Additional support for Pathfinder (e.g., helper functions to convert results into MCMC inits) will follow in the next release.

Thank you to everyone who contributed!

Installation

# Install from the Stan R package repository
# We recommend doing this in a fresh R session
install.packages(
"cmdstanr",
repos = c("https://mc-stan.org/r-packages/", getOption("repos"))
)

We use L-BFGS optimization, so any convergence guarantee would have to be of L-BFGS to the mode. Not every distribution even has a mode (e.g., \textrm{beta}(0.5, 0.5) or any hierarchical model), so this first step can fail.

As far as the approximation, it’s a 2nd-order Taylor expansion around the mode, which produces a normal distribution. I’m pretty sure this approximation can be arbitrarily bad. For example, we might have a Cauchy target distribution where the normal is a very bad approximation. Or we might be approximating a skewed distribution with a symmetric one.

Ok, but least the approximating distribution is known, whereas with variational inference the approximating distribution can only be said to minimize some measure of entropy.

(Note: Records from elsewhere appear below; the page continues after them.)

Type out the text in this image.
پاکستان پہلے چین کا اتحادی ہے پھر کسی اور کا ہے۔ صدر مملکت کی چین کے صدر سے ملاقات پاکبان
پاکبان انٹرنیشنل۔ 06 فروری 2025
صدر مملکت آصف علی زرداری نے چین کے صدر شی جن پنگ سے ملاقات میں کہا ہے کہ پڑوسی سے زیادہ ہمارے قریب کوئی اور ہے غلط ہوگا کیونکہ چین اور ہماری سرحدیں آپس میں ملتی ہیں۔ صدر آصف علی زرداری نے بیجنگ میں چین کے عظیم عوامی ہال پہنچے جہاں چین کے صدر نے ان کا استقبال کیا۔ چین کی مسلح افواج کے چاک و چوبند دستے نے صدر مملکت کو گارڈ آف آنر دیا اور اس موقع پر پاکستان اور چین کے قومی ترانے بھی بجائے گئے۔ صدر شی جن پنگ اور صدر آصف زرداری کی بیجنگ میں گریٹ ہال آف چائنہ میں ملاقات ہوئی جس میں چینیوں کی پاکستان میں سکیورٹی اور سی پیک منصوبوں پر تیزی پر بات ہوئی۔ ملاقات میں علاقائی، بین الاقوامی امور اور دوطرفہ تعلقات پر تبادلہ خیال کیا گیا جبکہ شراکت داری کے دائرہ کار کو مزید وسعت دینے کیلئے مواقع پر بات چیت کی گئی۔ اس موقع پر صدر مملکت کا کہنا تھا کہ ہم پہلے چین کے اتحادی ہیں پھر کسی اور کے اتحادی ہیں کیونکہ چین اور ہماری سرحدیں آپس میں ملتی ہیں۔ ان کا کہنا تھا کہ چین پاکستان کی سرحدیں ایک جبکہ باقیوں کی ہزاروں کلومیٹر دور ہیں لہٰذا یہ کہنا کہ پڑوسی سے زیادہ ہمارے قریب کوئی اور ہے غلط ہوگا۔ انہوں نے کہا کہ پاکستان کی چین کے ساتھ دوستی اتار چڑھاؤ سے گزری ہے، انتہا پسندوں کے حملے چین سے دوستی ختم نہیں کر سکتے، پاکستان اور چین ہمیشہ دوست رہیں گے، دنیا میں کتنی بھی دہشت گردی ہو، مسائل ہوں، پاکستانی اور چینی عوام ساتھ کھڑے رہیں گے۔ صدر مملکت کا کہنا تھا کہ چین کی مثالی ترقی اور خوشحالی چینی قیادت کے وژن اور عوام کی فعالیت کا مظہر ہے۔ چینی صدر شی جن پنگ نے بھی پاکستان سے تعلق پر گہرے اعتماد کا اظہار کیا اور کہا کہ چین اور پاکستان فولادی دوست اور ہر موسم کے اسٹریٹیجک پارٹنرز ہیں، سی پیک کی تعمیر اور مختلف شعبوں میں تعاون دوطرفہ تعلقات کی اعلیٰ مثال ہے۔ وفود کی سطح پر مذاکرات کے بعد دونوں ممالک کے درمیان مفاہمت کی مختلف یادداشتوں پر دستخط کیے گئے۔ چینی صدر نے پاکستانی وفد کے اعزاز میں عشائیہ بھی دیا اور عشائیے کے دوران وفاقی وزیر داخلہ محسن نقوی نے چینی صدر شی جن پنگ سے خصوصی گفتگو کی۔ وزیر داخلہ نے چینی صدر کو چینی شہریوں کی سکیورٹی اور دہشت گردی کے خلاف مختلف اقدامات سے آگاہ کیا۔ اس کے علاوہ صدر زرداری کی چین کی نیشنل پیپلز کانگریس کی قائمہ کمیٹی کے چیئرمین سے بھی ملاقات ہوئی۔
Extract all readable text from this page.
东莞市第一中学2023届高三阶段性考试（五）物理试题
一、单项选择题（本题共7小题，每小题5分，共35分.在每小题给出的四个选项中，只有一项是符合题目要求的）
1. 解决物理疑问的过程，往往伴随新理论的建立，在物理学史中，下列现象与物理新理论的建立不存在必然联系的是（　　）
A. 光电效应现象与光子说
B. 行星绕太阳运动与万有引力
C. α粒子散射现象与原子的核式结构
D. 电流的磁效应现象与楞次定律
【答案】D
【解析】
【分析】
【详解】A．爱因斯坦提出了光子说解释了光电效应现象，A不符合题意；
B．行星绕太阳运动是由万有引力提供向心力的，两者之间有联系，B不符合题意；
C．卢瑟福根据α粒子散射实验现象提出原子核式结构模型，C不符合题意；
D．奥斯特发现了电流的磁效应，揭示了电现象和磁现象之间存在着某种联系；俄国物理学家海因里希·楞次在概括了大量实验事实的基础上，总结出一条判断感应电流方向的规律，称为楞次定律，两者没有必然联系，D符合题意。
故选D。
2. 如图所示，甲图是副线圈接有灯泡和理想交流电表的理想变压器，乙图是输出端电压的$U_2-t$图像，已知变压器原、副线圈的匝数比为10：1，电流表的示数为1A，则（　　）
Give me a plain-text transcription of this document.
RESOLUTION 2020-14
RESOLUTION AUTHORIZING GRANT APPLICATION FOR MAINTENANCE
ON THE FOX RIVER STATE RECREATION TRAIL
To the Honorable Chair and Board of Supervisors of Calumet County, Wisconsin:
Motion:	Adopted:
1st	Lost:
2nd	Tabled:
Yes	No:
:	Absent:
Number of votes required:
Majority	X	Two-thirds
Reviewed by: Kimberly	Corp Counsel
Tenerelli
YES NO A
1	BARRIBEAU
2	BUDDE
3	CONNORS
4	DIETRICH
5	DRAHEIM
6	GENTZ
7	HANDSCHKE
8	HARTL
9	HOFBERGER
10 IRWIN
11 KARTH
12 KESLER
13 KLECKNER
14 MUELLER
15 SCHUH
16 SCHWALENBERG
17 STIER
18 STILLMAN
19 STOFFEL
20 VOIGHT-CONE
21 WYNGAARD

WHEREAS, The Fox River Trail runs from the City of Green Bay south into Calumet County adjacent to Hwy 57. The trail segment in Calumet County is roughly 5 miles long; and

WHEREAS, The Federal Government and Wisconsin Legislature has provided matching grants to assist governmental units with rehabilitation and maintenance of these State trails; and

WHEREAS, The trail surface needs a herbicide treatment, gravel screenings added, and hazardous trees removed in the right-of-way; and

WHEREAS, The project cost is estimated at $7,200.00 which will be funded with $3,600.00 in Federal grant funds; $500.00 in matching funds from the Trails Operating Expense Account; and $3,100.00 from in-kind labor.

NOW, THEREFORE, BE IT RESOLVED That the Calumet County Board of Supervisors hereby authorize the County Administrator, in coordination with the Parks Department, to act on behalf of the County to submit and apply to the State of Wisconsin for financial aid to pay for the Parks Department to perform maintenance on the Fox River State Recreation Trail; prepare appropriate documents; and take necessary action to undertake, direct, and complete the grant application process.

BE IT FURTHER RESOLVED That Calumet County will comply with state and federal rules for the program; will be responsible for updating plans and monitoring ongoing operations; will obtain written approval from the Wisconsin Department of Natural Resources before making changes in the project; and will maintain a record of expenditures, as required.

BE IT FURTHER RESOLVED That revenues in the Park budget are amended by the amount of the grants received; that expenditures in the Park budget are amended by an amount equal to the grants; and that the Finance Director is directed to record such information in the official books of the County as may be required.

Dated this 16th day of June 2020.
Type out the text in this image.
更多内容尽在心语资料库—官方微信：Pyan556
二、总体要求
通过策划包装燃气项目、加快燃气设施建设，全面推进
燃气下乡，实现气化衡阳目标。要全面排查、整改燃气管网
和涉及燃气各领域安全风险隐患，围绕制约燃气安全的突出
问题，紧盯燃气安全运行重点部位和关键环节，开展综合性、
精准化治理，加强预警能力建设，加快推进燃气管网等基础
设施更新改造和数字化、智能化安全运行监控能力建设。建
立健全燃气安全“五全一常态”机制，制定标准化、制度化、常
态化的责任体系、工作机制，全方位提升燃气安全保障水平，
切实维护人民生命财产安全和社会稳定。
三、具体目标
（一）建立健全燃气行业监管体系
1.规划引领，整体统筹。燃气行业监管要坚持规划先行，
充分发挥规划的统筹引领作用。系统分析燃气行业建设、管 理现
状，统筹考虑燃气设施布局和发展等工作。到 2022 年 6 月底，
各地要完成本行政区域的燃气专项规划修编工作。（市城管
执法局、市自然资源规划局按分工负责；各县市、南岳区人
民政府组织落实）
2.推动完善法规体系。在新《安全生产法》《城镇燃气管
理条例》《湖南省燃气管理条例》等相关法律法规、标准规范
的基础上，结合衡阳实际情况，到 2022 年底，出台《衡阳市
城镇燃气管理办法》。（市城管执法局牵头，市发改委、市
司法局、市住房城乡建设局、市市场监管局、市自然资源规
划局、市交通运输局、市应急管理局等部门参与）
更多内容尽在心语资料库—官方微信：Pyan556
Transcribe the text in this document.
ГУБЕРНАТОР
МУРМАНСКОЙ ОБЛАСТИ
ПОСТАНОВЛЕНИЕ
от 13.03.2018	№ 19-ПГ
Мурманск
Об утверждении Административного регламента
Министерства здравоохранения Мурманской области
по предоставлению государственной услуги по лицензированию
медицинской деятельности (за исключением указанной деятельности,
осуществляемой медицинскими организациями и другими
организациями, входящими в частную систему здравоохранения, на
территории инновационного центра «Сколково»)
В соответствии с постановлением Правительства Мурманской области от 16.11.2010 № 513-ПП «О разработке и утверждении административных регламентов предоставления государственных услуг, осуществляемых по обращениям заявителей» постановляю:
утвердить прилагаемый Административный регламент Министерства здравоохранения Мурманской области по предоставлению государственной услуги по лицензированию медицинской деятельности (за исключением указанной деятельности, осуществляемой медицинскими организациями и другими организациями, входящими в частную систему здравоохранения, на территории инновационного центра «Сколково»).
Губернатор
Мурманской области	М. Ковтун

In Stan’s VI (both Pathfinder and ADVI), we also use normal approximations on the unconstrained scale. For ADVI, it can be diagonal or dense covariance and for Pathfinder it’s low-rank plus diagonal.

ADVI minimizes (or I should say attempts to minimize) KL-divergence from the approximating distribution to the true distribution, which equally balances maximizing entropy of the approximating distribution and minimizing cross-entropy from approximating to the true distribution. ADVI applies more generally to models that don’t have modes, but if the density has a mode, it’s going to give a very similar result to Laplace approximation and will give exactly the same answer for a normal target distribution.

Without knowing the form of the target density, it’s hard to say much more. Even when we do know the form of the target density, I haven’t seen a lot of theory around either Laplace or VI, but that may just be ignorance on my part.

This looks really great, thank you for all your work!!! A couple of questions. Are there limits on the types of model we can fit with laplace? what kind of speed improvements can we expect?

Fantastic work, really keen to give Pathfinder a go - looking forward to the option to use it for inits, too!

Question: are there plans to put CmdStanR on CRAN? The Stan repo works well, but it can be a little fiddly to get it set up and working when aiming for reproducability, e.g. when working with renv.

It’s been really nice not having it on CRAN (especially given the experience we’ve had with RStan updates getting rejected) but there has been a lot of interest in getting it on CRAN so we’ll reconsider. I’ll make sure we discuss it at one of the next Stan development meetings (probably in January at this point).

What would be nice is to have some kind of stub version that just checks if cmdstan is installed and does nothing otherwise. That would make downstream packages easier to use bc it would require one less step from the user (i.e. they would need to install cmdstan, but not first cmdstanr from a separate repo and then cmdstan).

I know though CRAN is always a pain with C/C++ packages and so it can’t ever be that easy…